May 12 2012
Another Agent Post
When I was down in Las Vegas last week being a guest speaker at the SuperStars writing Seminar, they put me on a panel about agents. They expected me to bash agents, as it seems is my reputation. I didn’t. As I have said many times, in the old days of publishing, when agents were actually needed, I had three top agents and I liked them and they did as I asked them to do. (I repeated that on the panel as well.)
Mainly, I didn’t bash agents because it’s not an agent’s fault that writers hire them in this new world. It’s not an agent’s fault that writers give them all their money and all their paperwork and then wonder why they got ripped off. It’s not an agent’s fault that a writer signs an agency agreement giving the agent part of the copyright in a work. It’s not an agent’s fault that a writer lets a non-lawyer agent negotiate a contract with fifty lawyers on the other side.
And it’s not the agent’s fault that a writer didn’t notice the agent stopped working for writers and started working for publishers years ago.

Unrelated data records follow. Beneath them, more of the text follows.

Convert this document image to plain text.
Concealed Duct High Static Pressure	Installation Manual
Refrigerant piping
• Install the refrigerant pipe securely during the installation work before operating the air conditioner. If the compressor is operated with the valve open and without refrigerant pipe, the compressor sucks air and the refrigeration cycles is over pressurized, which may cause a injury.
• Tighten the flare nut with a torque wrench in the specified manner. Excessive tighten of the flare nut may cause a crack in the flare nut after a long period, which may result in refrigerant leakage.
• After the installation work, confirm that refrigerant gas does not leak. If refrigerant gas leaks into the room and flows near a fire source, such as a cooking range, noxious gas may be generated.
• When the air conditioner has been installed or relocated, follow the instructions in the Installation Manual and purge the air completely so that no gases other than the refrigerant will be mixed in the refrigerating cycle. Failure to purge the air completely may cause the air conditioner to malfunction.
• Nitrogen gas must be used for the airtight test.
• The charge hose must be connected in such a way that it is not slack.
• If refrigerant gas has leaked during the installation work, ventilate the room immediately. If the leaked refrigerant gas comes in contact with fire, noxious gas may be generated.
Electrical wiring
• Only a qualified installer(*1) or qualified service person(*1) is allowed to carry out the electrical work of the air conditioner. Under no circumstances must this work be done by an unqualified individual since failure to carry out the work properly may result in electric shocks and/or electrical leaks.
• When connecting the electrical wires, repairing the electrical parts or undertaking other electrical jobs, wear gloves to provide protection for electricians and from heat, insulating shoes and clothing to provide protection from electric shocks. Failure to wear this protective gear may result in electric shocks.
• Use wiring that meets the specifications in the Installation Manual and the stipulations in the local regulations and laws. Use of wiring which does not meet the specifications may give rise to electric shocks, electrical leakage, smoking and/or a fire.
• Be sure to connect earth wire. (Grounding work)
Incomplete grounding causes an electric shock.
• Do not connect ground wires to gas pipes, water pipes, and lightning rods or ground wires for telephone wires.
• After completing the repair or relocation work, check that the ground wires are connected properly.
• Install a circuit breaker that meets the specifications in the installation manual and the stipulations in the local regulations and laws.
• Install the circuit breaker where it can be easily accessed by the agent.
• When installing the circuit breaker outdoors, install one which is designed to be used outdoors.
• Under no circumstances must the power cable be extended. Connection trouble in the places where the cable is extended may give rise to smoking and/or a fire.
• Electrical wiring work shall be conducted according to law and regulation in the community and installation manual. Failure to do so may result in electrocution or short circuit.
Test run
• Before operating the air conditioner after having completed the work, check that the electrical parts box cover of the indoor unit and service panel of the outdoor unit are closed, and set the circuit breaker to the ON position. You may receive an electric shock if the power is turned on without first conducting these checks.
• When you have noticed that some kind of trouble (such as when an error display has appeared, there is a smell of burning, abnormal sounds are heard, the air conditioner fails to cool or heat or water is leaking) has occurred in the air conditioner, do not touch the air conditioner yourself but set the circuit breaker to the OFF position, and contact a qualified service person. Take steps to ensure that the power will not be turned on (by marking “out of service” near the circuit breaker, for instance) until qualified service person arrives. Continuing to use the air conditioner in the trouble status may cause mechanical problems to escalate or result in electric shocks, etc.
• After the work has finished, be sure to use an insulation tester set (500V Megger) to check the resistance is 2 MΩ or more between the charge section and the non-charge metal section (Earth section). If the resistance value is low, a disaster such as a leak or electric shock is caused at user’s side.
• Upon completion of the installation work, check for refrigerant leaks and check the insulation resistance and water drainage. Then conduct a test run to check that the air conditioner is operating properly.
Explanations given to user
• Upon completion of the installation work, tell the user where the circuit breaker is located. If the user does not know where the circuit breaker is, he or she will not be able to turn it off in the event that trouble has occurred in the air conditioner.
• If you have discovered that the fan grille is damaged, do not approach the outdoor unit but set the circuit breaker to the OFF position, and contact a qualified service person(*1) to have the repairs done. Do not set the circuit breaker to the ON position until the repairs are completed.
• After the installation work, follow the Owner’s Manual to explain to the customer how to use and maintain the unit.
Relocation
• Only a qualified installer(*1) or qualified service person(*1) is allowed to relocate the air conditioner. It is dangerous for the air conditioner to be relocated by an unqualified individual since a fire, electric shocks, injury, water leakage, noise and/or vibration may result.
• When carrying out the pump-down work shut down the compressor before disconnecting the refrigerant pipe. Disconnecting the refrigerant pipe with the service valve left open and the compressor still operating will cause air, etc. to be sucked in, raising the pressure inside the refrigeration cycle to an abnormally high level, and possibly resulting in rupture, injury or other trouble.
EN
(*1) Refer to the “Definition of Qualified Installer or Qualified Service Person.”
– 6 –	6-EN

I didn’t bash agents on the panel in Las Vegas because it is not an agent’s fault that writers don’t know business.
Granted, agents take advantage of stupid writers (which there never seems to be a shortage of). But writers let themselves be taken over and over and over and then wonder why their career died. Or never got started. So I didn’t bash agents on the panel last week. But I did bash stupid writers.
And I have been doing that here for years now.
I guess that makes me anti-agent, but I am not. I am anti-bad-business. And anti-stupid-writer.
So now comes this week’s events and one more point in the proof how bad agents in general are for smart writers in this new world. Just this week (yet again) the agents themselves gave us even more proof that they work for publishers, the very people they are supposed to represent writers against.
The AAR (a group of agents joining together to pretend to have more power when they have none) just put out a letter asking that all agents and writers and other publishing professionals write the Department of Justice and say that we all don’t like the suit filed against the major publishers on the agency agreement.
Excuse me??????
Now agents have gone so far as to flat represent publishers. Right out in public. No more hiding their true intent now.
And their organization did this with not one thought on how such a position will help or hurt their writers (at least the midlist writers and indie writers). And the agent organization put out this letter with not one thought on how Department of Justice forensic accountants crawling around inside big publishers just might find some of our money hiding in those cooked books. You know, the money from our electronic sales that are underreported over and over and over.
I’m not going to get into all the details here of the lawsuits and the letter from the agents, but for two great perspectives on all this, in a ton of detail, go read Joe Konrath http://jakonrath.blogspot.com/ and Bob Mayer’s post on Digital Book World.
Both are great posts about this topic and the stupidity of what the agent organization did. And I like what Bob basically said in his post that this industry is changing so fast, no one knows where it’s going.
Bob is right. No one knows. Least of all agents who are now trying to protect their partners in the crimes against writers.
What should the AAR have done? Nothing. Or maybe start helping their writers take back electronic money they helped us give to publishers for electronic sales. Yup, one day the agents and all publishers sort of “got together” and decided electronic couldn’t be 50% of cover anymore (as it was in all contracts before this magical agreement), but had to be 25% of net. It was “better for the business” that way.
Just as setting agency pricing “was better for the business” as the publisher’s said, and now the agents want us to support those publishers.
Excuse me???
There are great arguments on both sides of agency pricing and wholesale pricing. As an indie publisher and writer I can see both sides. And the good and bad of both sides. Please argue that topic somewhere else because no one really knows where this is heading. And is not the point of all this, really. The point is the clear sign again that agents and their organization work for publishers.
Last week at the SuperStars writing seminar, all seven of us instructors (all bestsellers and long-term writers) were asked where publishing was going. There was a long, long, long moment of silence, then finally someone said, “As soon as we figure it out, we’ll let you know.”
That’s right, from a panel of “old” professional writers, most with over thirty years of experience and hundreds of books each. We don’t know.
But I do know one thing. Smart writers are running in droves from agents. And many young writers are not even going after agents at the moment, but instead going directly to editors and using IP lawyers to help with the contracts. Or indie publishing and letting the dust settle.
So now the agent organization came out asking us all to help protect their small “little” publisher partners being unfairly attacked by the Department of Justice by writing letters of support.
Wow.
Stunning.
It makes you wonder just how long agents as a class in publishing will survive. Even the most stupid writer has to wake up one day.
Or at least stop giving an agent all the money and all the paperwork for that money.